Outcomes studies such as these need to be done better to understand the clinical utility and reliability of fMRI, especially as an increasing number of centers have begun to build sufficient confidence in fMRI mapping to obviate the need for intraoperative mapping in some patients [130]. Existing data on this effect remains scarce, and to our knowledge, only retrospective results have been published documenting the link between presurgical fMRI mapping and patient outcomes [131]. In light of mounting evidence that extensive tumor removal imparts a survival and quality-of-life advantage, there is a growing need and demand to develop superior and more reliable mapping methods to aid physicians and surgeons in providing safe avenues to resect intracranial pathologies [132].

Conclusion

Functional MRI is a powerful brain mapping tool whose use has grown exponentially over the last two decades. Despite formal approval of fMRI as a clinical tool for presurgical planning, there remains no single, established, and accepted protocol for task presentation, analysis, or interpretation of results. Further, there remain few studies that have carefully validated a consistent fMRI approach with objective and quantitative measures in established gold-standard techniques (Table 25.2), particularly intraoperative corticography. Of particular concern is the use of fMRI “packages” that present experiments and analyze data blindly, without careful review of image quality, artifacts, subject performance, and individual patient need and deficits.

Table 25.2 Summary of key literature

As fMRI becomes more widely available in clinical settings lacking experienced staff in functional imaging, it is important to acknowledge and address many of the limitations that continue to challenge this modality.
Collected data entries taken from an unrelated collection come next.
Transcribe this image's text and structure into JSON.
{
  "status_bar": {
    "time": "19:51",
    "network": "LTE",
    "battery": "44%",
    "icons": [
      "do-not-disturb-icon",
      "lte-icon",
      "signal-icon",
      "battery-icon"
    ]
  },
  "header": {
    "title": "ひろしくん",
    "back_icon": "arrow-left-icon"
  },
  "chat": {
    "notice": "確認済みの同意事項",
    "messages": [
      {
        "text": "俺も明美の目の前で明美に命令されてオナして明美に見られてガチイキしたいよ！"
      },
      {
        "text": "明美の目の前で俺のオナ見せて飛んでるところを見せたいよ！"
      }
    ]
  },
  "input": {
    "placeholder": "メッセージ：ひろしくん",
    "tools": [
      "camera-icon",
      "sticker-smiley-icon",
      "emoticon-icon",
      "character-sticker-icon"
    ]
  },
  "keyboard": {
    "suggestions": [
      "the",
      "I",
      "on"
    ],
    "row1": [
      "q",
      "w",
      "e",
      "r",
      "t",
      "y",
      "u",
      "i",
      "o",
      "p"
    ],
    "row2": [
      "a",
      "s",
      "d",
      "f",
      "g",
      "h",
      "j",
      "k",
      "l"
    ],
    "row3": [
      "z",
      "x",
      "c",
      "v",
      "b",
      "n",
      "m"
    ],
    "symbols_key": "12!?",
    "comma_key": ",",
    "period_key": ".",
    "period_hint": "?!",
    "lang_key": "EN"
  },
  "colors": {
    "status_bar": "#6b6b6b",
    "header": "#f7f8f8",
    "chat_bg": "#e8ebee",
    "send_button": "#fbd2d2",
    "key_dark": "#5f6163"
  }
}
Moreover, as with any clinical test, it will be important to quantify its sensitivity, specificity, and relationship to outcomes in the future. Different clinical applications, experimental paradigms, analysis approaches, and even equipment can produce different results; valid applications of fMRI to clinical cases will have to demonstrate reliability and validity for each application separately.

The field should move rapidly toward developing uniform approaches to clinical fMRI that are valid, reliable, and replicable across centers while establishing professional standards for clinicians who wish to perform these studies. Currently, no such standards exist. We believe that clinical decisions should not rest solely on fMRI results for most applications. Instead, fMRI may augment existing clinical tools as validation of the techniques continues.